Her visit to the Sjælsmark deportation center was for a special segment for the 21 Søndag (Sunday) program with Johanne Schmidt-Nielsen (EL), a deputy of the Red-Green Alliance (Enhedslisten).

Sjælsmark resident Valid Rahmati said he could "understand why" people were so angry.

"They had baked cakes, bought flowers and made signs on which the words 'we are not criminals' are written. But we all have problems, and all she did was go in and talk to one chosen family," he told Danish daily Politiken.

Olav Hergel, a journalist at the scene, said that the unrest might have emerged after rumors spread that the family interviewed would be granted asylum in the country.

Danish Immigration Minister Inger Stojberg during a press conference at the EU Commission in Brussels, January 6, 2016. (EPA Photo)
* Last month Minister Støjberg reposted on Facebook an insulting cartoon of the Prophet Mohammed, depicting him with a bomb in his turban.

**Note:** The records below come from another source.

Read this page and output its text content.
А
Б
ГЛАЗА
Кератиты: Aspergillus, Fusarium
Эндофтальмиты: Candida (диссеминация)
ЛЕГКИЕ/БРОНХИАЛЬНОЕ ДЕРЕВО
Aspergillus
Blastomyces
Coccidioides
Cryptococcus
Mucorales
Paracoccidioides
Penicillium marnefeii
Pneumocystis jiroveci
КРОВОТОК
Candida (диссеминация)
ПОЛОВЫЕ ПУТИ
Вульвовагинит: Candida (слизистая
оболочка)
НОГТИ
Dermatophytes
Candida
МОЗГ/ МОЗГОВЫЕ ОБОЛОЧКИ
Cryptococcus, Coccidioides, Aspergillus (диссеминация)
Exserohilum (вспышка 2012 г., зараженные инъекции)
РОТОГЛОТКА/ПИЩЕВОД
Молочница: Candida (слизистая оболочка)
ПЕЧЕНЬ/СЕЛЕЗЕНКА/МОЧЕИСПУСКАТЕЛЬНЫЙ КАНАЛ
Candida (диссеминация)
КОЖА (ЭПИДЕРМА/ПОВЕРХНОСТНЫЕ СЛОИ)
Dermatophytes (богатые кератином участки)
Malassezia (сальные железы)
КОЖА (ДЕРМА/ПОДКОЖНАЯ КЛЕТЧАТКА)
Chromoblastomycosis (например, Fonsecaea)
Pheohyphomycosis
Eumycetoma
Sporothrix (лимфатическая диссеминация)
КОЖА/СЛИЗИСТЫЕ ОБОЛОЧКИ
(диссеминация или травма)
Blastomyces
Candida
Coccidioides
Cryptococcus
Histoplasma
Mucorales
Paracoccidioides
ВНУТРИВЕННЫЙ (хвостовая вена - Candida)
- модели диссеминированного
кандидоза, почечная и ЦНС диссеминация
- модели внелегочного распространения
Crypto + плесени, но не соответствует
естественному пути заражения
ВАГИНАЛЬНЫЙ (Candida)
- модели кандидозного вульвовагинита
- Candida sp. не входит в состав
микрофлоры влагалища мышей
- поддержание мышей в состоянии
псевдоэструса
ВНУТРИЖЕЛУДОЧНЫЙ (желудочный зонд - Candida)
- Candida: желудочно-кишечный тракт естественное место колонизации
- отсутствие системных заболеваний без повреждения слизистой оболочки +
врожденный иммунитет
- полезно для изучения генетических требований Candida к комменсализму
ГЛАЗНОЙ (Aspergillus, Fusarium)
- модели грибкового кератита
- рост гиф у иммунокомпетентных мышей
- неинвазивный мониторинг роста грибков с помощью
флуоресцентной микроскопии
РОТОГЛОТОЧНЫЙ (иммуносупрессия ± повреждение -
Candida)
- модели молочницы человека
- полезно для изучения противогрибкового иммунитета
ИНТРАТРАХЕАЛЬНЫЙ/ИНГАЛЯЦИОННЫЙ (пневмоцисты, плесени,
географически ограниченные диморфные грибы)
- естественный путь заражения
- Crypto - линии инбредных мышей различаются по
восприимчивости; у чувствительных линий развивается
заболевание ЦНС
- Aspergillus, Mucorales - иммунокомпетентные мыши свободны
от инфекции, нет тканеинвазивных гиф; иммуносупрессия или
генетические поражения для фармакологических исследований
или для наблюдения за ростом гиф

Three Danish embassies were attacked and at least 50 people were killed in rioting in 2006 in the Middle East, Africa and Asia, after drawings of the Prophet Muhammad, images many Muslims consider blasphemous, were published in the Danish newspaper Jyllands-Posten.

The picture Støjberg shared was one of those cartoons.

Denmark, known for its long history of high human rights standards, tolerance and openness, has become the least attractive country in Europe for refugees and asylum seekers thanks to its anti-refugee policies. The country has not only reinstated border controls to stem the flow of refugees into the country, those who are already in the country have been slapped with a new refugee law that aims to make the country an unwanted destination for migrants, scaring them away by imposing harsh policies; stripping refugees of jewelry to pay for their aid and potentially sending them to state-backed refugee villages with extended waiting periods for family reunification of up to three years.